Thread (31 messages) 31 messages, 6 authors, 2023-06-24

Re: [PATCH net-next v3 3/4] page_pool: introduce page_pool_alloc() API

From: Yunsheng Lin <hidden>
Date: 2023-06-24 15:47:06
Also in: lkml

On 2023/6/20 23:39, Alexander Duyck wrote:
...
quoted
If I understand it correctly, most hw have a per-queue fixed buffer
size, even the mlx5 one with per-desc buffer size support through
mlx5_wqe_data_seg, the driver seems to use the 'per-queue fixed
buffer size' model, I assume that using per-desc buffer size is just
not worth the effort?
The problem is the device really has two buffer sizes it is dealing
with. The wqe size, and the cqe size. What goes in as a 4K page can
come up as multiple frames depending on the packet sizes being
received.
Yes, I understand that the buffer associated with wqe must be large
enough to hold the biggest packet, and sometimes hw may report that
only a small portion of that buffer is used as indicated in cqe when
a small packet is received. The problem is: how much buffer is
associated with a wqe to allow subdividing within wqe? With biggest
packet being 2K size, we need a buffer with 4K size to be associated
with a wqe, right? Isn't it wasteful to do that?
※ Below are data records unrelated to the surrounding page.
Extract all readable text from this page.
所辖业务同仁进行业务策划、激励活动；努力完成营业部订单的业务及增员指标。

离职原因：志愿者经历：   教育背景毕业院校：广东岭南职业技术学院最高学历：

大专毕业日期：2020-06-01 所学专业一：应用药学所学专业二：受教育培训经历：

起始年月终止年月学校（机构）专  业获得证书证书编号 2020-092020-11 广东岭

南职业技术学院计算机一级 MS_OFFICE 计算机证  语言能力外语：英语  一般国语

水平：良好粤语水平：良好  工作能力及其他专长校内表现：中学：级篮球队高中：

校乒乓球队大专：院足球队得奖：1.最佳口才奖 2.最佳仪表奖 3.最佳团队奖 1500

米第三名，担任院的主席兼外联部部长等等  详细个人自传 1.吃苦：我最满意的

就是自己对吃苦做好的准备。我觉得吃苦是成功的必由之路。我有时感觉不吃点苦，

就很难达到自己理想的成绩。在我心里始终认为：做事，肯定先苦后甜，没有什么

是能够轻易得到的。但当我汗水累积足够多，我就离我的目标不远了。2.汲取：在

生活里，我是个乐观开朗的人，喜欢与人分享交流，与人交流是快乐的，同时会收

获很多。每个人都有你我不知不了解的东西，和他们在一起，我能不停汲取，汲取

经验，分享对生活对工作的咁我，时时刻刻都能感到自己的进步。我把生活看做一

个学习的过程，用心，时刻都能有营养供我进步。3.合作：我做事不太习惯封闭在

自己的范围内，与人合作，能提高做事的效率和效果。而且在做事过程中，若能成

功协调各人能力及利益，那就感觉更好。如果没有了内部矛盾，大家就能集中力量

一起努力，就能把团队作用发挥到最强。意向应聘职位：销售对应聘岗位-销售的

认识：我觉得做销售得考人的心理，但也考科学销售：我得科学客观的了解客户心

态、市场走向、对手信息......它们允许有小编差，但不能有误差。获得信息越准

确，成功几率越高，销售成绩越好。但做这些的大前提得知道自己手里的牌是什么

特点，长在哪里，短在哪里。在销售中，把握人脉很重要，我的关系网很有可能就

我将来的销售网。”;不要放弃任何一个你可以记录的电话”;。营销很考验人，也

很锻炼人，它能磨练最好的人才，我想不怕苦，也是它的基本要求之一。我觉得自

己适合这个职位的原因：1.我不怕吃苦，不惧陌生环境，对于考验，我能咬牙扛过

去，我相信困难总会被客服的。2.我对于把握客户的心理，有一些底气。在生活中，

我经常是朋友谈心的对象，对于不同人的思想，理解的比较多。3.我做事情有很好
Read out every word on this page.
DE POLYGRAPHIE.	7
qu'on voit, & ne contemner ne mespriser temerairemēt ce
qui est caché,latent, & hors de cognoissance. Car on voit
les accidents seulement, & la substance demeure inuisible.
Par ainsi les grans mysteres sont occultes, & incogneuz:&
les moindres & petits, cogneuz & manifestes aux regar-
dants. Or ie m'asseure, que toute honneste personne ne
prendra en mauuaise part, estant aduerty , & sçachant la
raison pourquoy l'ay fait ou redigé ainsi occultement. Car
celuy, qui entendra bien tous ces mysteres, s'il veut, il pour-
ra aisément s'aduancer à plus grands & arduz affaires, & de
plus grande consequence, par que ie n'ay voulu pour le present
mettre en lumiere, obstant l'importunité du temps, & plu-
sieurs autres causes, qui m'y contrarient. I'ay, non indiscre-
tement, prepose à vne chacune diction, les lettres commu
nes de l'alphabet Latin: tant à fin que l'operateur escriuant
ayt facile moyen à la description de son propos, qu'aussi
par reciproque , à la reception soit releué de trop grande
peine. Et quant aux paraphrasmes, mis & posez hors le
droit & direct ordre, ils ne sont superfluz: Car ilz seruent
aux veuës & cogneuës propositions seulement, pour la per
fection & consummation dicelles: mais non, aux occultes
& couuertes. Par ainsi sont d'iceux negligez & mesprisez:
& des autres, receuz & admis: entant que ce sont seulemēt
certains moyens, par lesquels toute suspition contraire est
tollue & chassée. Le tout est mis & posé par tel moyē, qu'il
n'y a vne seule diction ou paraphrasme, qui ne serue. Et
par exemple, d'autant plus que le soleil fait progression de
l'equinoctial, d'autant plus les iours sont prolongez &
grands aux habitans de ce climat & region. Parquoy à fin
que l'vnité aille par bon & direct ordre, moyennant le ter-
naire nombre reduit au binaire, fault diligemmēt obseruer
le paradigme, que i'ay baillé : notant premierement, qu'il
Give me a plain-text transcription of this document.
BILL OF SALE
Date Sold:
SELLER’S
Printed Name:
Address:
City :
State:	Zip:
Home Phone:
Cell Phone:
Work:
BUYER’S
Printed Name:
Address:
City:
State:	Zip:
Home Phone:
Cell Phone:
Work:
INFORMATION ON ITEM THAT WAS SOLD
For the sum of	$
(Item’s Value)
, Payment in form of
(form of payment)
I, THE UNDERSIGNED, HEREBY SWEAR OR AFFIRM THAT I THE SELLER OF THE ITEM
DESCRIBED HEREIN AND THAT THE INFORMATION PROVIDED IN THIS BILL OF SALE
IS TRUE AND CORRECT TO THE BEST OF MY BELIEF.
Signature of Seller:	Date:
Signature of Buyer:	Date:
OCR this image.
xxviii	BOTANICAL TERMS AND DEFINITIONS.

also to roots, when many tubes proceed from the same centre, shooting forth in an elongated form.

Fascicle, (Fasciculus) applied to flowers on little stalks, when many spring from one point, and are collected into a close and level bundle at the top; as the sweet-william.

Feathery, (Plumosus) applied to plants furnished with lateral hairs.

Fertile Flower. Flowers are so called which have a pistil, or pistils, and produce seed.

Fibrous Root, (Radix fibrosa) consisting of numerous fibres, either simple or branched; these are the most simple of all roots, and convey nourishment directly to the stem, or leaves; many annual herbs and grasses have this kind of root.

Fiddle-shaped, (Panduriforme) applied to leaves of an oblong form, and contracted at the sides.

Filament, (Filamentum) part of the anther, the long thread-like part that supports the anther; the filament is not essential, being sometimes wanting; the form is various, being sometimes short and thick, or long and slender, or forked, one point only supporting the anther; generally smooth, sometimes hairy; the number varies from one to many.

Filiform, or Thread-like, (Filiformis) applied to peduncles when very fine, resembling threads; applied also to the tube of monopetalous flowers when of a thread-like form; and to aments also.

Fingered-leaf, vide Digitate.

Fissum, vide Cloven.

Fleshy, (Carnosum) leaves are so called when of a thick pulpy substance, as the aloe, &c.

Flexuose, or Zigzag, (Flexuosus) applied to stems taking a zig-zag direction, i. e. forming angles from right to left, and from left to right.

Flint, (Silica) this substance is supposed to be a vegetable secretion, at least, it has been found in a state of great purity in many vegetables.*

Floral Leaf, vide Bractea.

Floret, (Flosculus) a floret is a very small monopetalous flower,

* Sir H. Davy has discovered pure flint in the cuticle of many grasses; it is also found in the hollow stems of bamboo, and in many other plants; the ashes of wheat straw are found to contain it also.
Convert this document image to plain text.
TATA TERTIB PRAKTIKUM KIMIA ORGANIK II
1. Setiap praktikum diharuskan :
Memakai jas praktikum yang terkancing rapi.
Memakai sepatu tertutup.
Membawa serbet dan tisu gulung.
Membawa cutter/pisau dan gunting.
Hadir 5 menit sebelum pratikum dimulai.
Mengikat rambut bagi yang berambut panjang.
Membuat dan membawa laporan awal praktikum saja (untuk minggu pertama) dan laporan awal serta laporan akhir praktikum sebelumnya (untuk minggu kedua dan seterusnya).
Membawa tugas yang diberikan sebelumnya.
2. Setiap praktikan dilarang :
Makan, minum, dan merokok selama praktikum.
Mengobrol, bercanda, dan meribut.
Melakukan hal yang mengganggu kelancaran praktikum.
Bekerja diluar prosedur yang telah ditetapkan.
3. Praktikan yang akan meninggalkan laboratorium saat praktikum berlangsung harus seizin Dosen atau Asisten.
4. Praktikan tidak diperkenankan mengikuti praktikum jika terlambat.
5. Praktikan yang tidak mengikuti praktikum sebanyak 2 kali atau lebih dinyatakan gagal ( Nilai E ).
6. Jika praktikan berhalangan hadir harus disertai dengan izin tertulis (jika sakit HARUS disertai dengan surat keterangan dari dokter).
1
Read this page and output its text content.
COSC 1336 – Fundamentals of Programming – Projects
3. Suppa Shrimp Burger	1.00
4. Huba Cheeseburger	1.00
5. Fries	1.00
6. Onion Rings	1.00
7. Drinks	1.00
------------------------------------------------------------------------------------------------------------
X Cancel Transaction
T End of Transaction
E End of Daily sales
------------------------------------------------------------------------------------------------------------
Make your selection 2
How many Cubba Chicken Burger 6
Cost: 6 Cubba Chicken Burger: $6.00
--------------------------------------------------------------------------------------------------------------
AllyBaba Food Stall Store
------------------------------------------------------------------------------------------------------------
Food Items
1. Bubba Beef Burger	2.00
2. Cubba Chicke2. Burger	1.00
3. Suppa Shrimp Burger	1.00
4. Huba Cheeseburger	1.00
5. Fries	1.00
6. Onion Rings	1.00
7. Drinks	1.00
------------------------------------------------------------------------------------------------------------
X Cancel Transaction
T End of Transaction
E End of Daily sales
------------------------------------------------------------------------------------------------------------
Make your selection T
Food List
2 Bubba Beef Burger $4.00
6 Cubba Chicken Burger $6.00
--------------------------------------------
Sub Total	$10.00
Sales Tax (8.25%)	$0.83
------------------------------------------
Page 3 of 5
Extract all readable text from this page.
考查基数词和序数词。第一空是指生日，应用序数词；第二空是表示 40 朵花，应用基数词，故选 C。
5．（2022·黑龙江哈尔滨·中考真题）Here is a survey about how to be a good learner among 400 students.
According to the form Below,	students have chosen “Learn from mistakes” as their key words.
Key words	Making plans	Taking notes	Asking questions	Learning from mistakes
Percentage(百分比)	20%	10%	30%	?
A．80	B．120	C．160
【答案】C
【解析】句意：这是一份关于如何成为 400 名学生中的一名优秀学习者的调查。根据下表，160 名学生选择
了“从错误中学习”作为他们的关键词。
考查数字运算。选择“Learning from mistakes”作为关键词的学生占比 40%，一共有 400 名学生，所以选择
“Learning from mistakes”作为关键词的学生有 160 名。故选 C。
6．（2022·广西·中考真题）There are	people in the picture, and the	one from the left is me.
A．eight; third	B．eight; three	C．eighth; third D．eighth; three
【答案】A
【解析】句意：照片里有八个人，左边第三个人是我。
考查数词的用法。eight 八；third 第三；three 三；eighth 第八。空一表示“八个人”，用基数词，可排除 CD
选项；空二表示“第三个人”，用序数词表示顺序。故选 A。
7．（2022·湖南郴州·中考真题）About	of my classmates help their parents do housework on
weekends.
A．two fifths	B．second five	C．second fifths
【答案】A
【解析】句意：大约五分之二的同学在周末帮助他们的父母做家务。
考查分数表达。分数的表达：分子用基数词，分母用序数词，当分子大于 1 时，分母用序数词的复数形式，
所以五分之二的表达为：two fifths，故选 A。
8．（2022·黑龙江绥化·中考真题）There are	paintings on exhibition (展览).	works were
Not to mention true
size exacerbating problem for small packet.

And it seems mlx5 is not using the page_pool_fragment_page() API as
you expected.
As my understanding, for a mpwqe, it have multi strides, a packet
seems to be able to fit in a stride or multi strides within a mpwqe,
and a stride seems to be corresponding to a frag, and there seems to
be no subdividing within a stride, see mlx5e_handle_rx_cqe_mpwrq().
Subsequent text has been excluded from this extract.